1. Write a journal entry every day. I initially developed this behavior years ago, after reading “Drawing on the Right Side of the Brain”:http://www.drawright.com/. Writing for 20 minutes to half an hour every day is possibly the single most powerful tool I have ever encountered. How’s that for a statement? I write with nothing other than the love of the *action* of writing in mind. My rules are these: I write with the specific intent that no one would ever read my words (ie there is no need for proper grammar, spelling, or even legibility), and I start each entry with no particular topic or direction. I just write what comes. And what comes is ultimately whatever is most important to me at that moment. Writing my thoughts as they occur, watching the stream of words flow from my fingers gives me perspective on the issues that doesn’t exist when the thoughts exist only in my head. I’ll write more about this in the next couple of days.

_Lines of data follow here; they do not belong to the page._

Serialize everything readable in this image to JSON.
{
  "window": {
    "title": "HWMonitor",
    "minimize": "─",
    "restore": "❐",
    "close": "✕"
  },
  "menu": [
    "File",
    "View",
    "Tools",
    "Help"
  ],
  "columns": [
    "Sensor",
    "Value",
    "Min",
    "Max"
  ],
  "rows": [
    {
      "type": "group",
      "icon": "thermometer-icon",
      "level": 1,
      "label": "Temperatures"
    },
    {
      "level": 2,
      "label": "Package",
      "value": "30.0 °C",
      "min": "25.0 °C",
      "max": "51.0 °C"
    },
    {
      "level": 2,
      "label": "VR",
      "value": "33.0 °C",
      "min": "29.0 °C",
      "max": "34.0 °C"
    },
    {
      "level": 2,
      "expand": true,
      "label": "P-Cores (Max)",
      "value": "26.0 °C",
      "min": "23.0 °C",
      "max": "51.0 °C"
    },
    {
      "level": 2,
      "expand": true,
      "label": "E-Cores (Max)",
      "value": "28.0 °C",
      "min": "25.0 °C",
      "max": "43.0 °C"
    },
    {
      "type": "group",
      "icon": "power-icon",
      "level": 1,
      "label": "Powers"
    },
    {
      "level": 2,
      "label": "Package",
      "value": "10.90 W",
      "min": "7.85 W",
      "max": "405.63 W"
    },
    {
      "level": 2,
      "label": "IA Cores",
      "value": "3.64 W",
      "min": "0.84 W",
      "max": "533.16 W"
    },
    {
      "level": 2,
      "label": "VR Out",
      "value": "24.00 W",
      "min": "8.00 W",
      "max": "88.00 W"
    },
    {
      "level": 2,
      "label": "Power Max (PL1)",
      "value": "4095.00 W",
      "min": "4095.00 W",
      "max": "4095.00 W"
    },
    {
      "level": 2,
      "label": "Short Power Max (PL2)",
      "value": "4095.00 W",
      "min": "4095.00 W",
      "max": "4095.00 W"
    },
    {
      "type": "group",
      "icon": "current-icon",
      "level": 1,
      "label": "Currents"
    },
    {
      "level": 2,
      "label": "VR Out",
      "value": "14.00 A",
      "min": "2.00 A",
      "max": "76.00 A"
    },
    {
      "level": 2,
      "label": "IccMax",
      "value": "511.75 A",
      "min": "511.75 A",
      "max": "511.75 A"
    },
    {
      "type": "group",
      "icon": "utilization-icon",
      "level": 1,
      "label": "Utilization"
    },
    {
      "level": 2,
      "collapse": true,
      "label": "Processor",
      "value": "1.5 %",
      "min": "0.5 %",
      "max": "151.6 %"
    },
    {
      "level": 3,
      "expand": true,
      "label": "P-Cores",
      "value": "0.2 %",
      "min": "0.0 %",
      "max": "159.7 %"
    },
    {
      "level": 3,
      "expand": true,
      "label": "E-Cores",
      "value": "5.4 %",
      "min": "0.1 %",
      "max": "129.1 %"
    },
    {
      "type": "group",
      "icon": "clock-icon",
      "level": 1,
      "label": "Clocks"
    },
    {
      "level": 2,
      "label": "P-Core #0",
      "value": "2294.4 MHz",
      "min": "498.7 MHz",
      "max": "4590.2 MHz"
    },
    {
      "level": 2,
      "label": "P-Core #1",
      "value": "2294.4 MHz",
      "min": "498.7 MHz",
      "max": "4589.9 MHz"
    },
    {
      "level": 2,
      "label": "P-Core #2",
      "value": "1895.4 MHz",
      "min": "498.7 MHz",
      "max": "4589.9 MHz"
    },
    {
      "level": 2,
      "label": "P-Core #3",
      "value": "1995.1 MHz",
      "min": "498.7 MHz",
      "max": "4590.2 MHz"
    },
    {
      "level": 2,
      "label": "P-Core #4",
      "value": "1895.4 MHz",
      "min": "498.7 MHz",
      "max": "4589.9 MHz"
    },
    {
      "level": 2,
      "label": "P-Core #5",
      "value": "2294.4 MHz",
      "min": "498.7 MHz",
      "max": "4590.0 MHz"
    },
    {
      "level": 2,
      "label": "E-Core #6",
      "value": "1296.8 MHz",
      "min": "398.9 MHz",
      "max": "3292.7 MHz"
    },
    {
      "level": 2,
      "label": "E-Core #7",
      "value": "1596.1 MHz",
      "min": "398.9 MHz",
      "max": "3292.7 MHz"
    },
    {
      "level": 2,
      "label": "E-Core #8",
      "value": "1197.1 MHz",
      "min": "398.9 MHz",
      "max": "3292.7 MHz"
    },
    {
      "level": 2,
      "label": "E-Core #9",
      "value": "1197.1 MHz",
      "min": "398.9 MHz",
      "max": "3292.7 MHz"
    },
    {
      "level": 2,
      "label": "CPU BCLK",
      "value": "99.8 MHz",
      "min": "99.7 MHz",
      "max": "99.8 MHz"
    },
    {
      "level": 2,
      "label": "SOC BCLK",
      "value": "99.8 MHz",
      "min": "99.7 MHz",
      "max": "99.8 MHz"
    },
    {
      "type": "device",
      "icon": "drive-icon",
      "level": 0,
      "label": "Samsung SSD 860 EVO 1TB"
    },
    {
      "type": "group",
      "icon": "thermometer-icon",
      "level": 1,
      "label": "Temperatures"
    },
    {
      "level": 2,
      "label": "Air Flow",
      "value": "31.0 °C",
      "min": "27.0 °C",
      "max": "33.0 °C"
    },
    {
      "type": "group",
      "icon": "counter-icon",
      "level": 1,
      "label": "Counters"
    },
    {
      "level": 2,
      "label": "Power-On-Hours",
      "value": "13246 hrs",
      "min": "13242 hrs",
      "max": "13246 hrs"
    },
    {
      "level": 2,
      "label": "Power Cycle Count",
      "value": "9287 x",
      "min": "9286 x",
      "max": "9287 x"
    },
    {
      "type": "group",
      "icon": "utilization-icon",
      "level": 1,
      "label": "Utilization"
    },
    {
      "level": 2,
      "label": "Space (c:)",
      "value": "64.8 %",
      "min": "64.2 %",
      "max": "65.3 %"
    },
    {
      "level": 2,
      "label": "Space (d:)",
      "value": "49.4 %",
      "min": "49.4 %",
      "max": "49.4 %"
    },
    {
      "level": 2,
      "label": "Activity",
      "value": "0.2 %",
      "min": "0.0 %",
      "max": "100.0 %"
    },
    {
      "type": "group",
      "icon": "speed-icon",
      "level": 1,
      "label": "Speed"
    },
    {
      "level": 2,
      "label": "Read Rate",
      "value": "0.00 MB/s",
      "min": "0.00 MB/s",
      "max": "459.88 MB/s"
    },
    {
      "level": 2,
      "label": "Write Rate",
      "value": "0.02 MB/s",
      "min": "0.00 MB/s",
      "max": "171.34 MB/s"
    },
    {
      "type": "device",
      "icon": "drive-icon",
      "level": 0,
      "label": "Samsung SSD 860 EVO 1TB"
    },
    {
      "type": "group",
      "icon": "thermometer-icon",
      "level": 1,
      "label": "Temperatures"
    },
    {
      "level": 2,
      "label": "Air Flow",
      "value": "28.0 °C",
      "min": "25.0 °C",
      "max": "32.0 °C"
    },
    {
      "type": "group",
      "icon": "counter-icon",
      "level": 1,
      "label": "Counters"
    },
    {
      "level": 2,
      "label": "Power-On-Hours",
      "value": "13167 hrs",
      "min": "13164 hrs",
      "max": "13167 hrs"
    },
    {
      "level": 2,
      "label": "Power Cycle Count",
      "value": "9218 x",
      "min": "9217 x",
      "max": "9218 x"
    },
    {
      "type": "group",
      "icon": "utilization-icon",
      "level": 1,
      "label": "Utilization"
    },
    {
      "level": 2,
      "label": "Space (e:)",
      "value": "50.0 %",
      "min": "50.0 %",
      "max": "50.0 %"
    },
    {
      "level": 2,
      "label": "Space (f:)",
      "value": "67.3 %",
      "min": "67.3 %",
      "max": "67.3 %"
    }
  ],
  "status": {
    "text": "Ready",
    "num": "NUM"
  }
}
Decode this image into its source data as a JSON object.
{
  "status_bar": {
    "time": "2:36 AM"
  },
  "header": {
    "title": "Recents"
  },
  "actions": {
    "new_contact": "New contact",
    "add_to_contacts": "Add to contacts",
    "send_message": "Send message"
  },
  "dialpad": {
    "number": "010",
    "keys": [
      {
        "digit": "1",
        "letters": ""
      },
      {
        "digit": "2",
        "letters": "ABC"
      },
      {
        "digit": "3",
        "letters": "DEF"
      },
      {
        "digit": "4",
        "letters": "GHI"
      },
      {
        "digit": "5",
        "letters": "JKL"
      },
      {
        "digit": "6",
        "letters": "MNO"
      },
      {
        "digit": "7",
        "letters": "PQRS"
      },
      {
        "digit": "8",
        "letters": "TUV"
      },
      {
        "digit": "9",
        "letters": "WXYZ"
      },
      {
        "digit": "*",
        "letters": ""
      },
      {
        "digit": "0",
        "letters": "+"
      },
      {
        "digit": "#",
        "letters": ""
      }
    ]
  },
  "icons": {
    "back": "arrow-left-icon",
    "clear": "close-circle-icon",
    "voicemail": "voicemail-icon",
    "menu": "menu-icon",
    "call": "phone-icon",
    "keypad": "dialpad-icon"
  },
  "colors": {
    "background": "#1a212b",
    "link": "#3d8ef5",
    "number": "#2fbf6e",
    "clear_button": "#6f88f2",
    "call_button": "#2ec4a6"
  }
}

2. Wake up early. As my work load increased, I stayed up later and later, and woke later and later. Until it became a habit to wake at 9am and go to sleep around 2am. Just last week I made the decision to change this habit, and the effect has been pronounced. I’m getting up at 7 now, and my productivity and sense of well being has soared. I’m blogging again. And thinking again. I have a couple of hours to myself every morning to meditate, read, and set the tone for my day. After only a couple of days, I’m finding that 7 isn’t early enough. I’ll be setting the alarm for 6 tomorrow. It’s early, and I am *so loving it*.

3. Read. Go to “change this”:http://www.changethis.com. Print any one of the manifestos. Read a couple of pages before bed. Feel empowered. Rinse. Repeat.

These three changes are barely a week old, yet their impact cannot be overstated. Be aware that your behavior is mostly a series of habits. Know that you can change your habits by simply deciding to do so. And do it. More on this to come.